Not GP post, but it might have been better stated as 'eliminating serde overhead'. Arrow's RPC serialization [1] is basically Protobuf, with a whole lot of hacks to eliminate copies on both ends of the wire. So it's still 'serde', but markedly more efficient for large blocks of tabular-ish data.

[1]: https://arrow.apache.org/docs/format/Flight.html

wesm · on Feb 3, 2021

> Arrow's serialization is Protobuf

Incorrect. Only Arrow Flight embeds the Arrow wire format in a Protocol Buffer, but the Arrow protocol itself does not use Protobuf.

kristjansson · on Feb 3, 2021

Apologies, off base there. Edited with a pointer to Flight :)

mumblemumble · on Feb 3, 2021

So, there are several components to Arrow. One of them transfers data using IPC, and naturally needs to serialize. The other uses shared memory, which eliminates the need for serde.

Sadly, the latter isn't (yet) well supported anywhere but Python and C++. If you can/do use it, though, data are just kept as as arrays in memory. Which is exactly what the CPU wants to see.

superdimwit · on Feb 4, 2021

Shared memory format is supported in Julia too!

mumblemumble · on Feb 4, 2021

Oh, that's fantastic to hear. Right now I'm living in Python because that's the galactic center, but I've also been anxious to find a low-cost escape hatch that doesn't just lead to C++.

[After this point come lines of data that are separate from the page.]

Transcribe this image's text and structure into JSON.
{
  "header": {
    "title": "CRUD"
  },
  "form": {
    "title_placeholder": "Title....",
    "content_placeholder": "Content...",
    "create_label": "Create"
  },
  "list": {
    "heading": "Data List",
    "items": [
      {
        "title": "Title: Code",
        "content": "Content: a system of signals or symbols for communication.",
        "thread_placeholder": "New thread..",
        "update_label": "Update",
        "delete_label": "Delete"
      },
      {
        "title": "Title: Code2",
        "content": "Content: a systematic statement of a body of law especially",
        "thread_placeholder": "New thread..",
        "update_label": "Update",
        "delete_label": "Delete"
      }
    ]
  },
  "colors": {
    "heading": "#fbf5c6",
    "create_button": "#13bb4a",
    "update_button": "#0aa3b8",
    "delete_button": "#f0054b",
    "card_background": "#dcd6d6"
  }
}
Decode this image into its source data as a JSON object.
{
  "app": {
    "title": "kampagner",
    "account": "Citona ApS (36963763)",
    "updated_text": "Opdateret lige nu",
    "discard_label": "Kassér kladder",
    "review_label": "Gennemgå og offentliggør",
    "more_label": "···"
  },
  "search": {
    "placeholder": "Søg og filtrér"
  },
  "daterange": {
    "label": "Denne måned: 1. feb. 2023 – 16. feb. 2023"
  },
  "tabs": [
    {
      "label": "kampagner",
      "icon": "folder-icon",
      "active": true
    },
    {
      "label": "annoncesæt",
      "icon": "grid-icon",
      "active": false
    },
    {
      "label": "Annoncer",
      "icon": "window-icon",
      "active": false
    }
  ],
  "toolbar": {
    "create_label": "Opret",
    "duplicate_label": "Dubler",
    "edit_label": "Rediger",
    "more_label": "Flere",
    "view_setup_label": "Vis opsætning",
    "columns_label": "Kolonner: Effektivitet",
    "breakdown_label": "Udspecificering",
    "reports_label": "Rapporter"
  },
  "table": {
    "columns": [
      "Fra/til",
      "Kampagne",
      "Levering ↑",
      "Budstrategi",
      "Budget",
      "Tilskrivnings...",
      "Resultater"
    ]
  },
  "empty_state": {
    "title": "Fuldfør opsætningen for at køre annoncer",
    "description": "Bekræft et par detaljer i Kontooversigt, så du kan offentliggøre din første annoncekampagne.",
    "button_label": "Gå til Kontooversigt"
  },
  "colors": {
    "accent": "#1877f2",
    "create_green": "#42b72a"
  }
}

oscardssmith · on Feb 4, 2021

You should definitely check out Julia then. There are a few parts of the language that use C/C++ libraries (blas and mpfr are the main ones), but 95% of the time, your stack will be Julia all the way down.

macksd · on Feb 4, 2021

In the best case, your CPU needn't really be involved beyond a call to set up mapped memory. It is (among other things) a common memory format, so you can be working with it in one framework, and then start working with it in another, and it's location and format in memory hasn't changed at all.